Methods: This presentation reports findings from twenty-five months of ethnographic fieldwork among environmental justice organizers in Kerala, India. For the bulk of this period (14 months), the Keraleeyam magazine was one of two major focuses of research. In addition to living with the magazine’s editor during this time and observing his work at the magazine office, I attended events organized by the magazine and conducted interviews with a stratified sample (N=28) of its readers. I also observed and conducted interviews with those who were attempting to unify the environmental movement in other ways as well as those who had been part of such initiatives in the past. Archival study of newspapers and magazines, together with oral history interviews (N=12), provided historical perspective. In-situ coding employed MAXQDA qualitative analysis software to identify emergent themes, which were iteratively refined based on further analysis of fieldnotes, recordings, and interviews.
Results: Environmental organizers stated that they were reluctant to join or form robust, durable organizations because they believed that strong organizations would inevitably pursue their own survival over and above social and environmental justice. These objections were raised within the broader context of opposition to the perceived coercive influence of Kerala’s Communist Parties in leftist politics. Beginning in the 1940s, small magazines emerged as key institutions for leftist intellectuals in Kerala who objected to the Communists’ insistence on ideological conformity—which they saw as valuing loyalty over justice, the party over the people. Then, as now, magazines were perceived as a tool for building community while also valuing dissent. Ironically, the lean, loose, organizational form of the magazine endured (though always on a shoestring) precisely because it was not understood to have the “survival instinct” of other organizations.
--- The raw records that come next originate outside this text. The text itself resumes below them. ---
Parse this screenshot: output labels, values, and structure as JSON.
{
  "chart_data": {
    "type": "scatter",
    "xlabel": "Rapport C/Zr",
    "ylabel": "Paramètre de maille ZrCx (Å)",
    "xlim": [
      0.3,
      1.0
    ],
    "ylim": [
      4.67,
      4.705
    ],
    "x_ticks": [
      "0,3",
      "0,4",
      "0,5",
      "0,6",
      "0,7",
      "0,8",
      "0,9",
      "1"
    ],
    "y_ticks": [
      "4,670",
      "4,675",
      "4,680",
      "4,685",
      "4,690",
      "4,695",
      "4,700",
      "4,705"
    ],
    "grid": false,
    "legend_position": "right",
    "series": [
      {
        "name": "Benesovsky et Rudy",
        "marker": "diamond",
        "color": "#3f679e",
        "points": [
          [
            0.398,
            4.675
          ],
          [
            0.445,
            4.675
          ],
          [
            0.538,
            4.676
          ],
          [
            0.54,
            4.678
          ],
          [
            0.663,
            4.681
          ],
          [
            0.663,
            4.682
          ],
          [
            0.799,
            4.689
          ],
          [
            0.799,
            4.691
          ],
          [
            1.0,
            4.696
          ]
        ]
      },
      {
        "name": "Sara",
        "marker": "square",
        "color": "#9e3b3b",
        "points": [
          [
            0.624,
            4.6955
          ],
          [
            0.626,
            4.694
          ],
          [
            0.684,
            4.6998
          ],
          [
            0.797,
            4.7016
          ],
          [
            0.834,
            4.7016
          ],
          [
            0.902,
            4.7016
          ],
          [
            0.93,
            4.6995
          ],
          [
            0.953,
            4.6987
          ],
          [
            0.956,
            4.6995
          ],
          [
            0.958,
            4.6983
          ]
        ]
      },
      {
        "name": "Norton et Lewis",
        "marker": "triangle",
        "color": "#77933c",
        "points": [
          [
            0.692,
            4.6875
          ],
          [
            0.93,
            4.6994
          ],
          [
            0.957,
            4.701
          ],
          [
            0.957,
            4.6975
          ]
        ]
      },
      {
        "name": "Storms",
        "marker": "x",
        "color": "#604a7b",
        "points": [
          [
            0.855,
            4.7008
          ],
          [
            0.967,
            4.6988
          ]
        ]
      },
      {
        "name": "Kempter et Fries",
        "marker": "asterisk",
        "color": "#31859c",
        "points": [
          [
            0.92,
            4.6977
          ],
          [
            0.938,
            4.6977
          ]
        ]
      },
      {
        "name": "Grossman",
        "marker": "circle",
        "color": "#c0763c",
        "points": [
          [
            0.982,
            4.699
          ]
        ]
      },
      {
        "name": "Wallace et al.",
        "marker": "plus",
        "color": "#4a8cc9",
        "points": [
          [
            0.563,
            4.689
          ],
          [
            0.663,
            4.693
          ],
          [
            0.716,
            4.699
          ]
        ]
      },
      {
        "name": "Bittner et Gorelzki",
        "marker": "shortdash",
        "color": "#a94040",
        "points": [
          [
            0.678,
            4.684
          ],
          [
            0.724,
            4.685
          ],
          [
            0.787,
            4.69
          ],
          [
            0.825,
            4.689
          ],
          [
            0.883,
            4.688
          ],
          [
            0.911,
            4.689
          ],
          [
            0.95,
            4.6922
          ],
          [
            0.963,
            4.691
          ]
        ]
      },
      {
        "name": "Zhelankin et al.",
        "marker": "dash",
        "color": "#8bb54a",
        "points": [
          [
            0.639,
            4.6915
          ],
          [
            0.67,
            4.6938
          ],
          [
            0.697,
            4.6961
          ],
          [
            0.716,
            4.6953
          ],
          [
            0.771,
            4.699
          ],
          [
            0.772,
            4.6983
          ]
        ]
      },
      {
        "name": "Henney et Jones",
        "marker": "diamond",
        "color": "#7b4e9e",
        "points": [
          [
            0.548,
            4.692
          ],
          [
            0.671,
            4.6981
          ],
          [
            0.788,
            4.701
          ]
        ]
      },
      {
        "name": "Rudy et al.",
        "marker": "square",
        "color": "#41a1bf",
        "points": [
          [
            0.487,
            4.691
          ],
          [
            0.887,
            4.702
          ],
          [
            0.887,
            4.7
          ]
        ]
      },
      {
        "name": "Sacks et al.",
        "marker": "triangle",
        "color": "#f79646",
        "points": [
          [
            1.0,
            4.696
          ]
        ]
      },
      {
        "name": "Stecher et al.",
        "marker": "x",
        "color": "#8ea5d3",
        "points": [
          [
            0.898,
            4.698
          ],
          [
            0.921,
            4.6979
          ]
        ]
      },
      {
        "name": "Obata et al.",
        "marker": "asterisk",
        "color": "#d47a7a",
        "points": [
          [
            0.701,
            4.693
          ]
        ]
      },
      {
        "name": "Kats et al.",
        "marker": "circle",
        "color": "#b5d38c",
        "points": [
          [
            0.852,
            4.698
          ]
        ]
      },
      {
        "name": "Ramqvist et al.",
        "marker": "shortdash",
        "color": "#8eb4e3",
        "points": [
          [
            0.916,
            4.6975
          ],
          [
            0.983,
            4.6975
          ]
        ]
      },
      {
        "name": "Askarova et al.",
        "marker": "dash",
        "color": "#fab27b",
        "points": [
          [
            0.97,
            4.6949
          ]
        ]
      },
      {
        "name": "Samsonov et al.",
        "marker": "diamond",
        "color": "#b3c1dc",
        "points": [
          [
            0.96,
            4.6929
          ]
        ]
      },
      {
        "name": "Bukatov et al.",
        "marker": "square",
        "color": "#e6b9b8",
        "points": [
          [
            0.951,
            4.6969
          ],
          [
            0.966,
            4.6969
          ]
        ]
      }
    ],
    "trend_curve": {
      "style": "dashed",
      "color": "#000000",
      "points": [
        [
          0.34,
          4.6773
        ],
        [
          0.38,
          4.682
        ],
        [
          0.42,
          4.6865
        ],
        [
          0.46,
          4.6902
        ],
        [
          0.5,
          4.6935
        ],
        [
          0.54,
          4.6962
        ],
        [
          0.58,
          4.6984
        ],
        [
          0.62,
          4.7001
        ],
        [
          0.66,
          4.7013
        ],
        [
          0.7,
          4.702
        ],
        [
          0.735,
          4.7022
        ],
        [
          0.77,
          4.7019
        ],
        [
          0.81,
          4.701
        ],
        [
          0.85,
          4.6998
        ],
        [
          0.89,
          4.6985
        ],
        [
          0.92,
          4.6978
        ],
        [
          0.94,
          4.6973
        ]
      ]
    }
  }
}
Conclusions and Implications: This study shows that ideology can influence organizational form. However, in this case, ideological factors unsettle the inside/outside dichotomy at the heart of the distinction between organization and environment. The ideological factors shaping the magazine were both external to the magazine (the ideology of the Communist Party) and internal (the ideology of the environmental organizers). Thus, rather than pointing to the need for consideration of an “ideological environment,” the role of ideology reveals the limits of this ecological metaphor.